Come get meeee. I'm stranded in the middle of no where with Paul (?). I think u puked on his friend.
I'm trying to bond with my sister... Its like getting to know a person I never met that I don't like
I hid 4 bags of cocaine in your house. Have fun finding them
you were sitting on the floor cleaning up your own puke and telling my mom she should hire you as a maid.
It's sad because pictures are supposed to say a thousand words, and theirs just say 'fat'
I stumbled into my living room at 4 a.m. to find him hurling my laptop across the room and his pants around his ankles. Clearly his night didn't go as planned.
Just saw some guy puking out of the dorm window, its for sure monday
A whole bunch of large men eating Doritos just knocked on my door and asked if they could take out my trash?
her mom went out of her way to book us a room with separate beds... her level of gay denial is in beast mode
Girl I love you like I've been drinking all day
Woke up in your shoes.

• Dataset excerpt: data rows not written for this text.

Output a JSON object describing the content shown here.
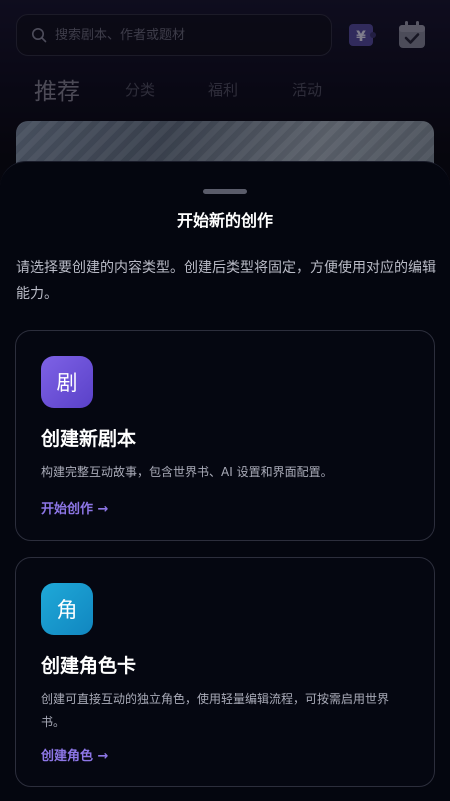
{
  "search": {
    "placeholder": "搜索剧本、作者或题材"
  },
  "tabs": [
    {
      "label": "推荐"
    },
    {
      "label": "分类"
    },
    {
      "label": "福利"
    },
    {
      "label": "活动"
    }
  ],
  "icons": {
    "search": "search-icon",
    "yen": "yen-icon",
    "calendar": "calendar-check-icon"
  },
  "sheet": {
    "title": "开始新的创作",
    "description": "请选择要创建的内容类型。创建后类型将固定，方便使用对应的编辑能力。",
    "cards": [
      {
        "icon_char": "剧",
        "title": "创建新剧本",
        "description": "构建完整互动故事，包含世界书、AI 设置和界面配置。",
        "link": "开始创作 →",
        "icon_color": "#6e52d8"
      },
      {
        "icon_char": "角",
        "title": "创建角色卡",
        "description": "创建可直接互动的独立角色，使用轻量编辑流程，可按需启用世界书。",
        "link": "创建角色 →",
        "icon_color": "#1a9dd0"
      }
    ]
  },
  "colors": {
    "accent": "#8d76e6",
    "background": "#04060f"
  }
}
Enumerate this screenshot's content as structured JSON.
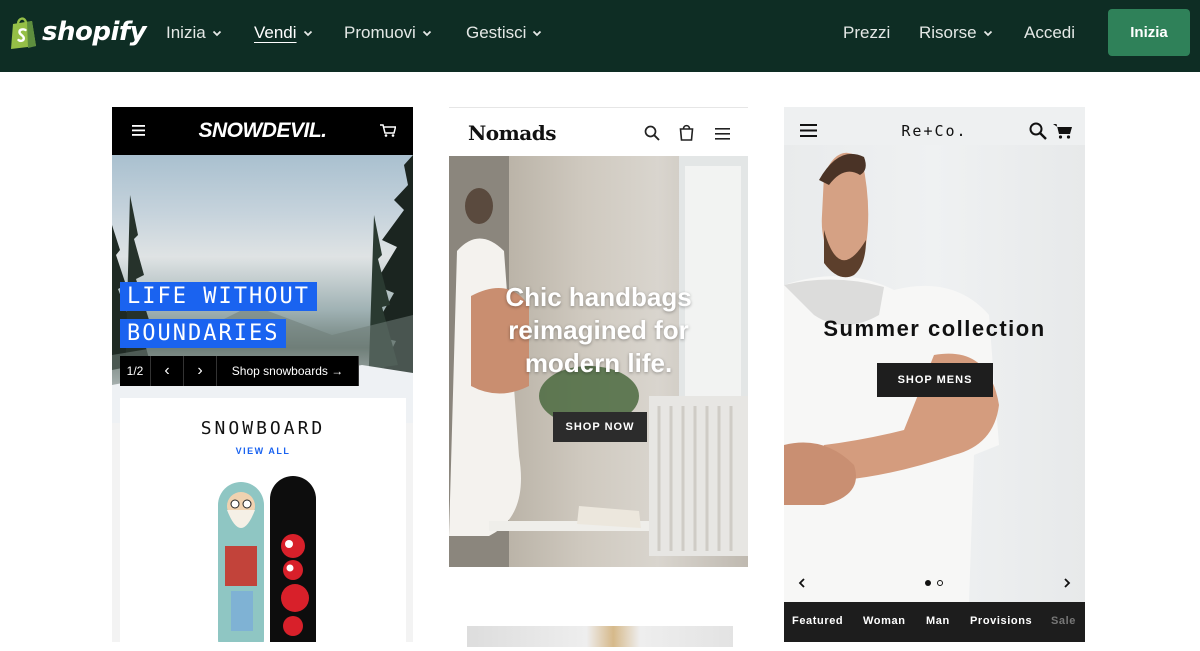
{
  "header": {
    "brand": "shopify",
    "nav": [
      {
        "label": "Inizia",
        "active": false
      },
      {
        "label": "Vendi",
        "active": true
      },
      {
        "label": "Promuovi",
        "active": false
      },
      {
        "label": "Gestisci",
        "active": false
      }
    ],
    "right_nav": [
      {
        "label": "Prezzi",
        "has_dropdown": false
      },
      {
        "label": "Risorse",
        "has_dropdown": true
      },
      {
        "label": "Accedi",
        "has_dropdown": false
      }
    ],
    "cta_label": "Inizia",
    "colors": {
      "background": "#0e2d24",
      "cta": "#2f8159",
      "logo_green": "#95bf47"
    }
  },
  "stores": {
    "snowdevil": {
      "logo": "SNOWDEVIL.",
      "hero_line1": "LIFE WITHOUT",
      "hero_line2": "BOUNDARIES",
      "slide_counter": "1/2",
      "prev": "‹",
      "next": "›",
      "shop_link": "Shop snowboards →",
      "section_title": "SNOWBOARD",
      "view_all": "VIEW ALL",
      "accent": "#1a63f0"
    },
    "nomads": {
      "logo": "Nomads",
      "hero_line1": "Chic handbags",
      "hero_line2": "reimagined for",
      "hero_line3": "modern life.",
      "button": "SHOP NOW"
    },
    "reco": {
      "logo": "Re+Co.",
      "hero_title": "Summer collection",
      "button": "SHOP MENS",
      "tabs": [
        "Featured",
        "Woman",
        "Man",
        "Provisions",
        "Sale"
      ],
      "slide_count": 2,
      "active_slide": 1
    }
  }
}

Please tell me you woke up in mine
Hurry up I'm getting mooned by a hobo
I wish I had a Tina from Bob's Burgers in real life. She would be the best wingman.
He broke through his window then signed his name on the biggest peice of glass from it. I think they framed it and named it 'best party ever'
I just bought a bottle of dried bees on Etsy. I am the wrong person to talk you out of this.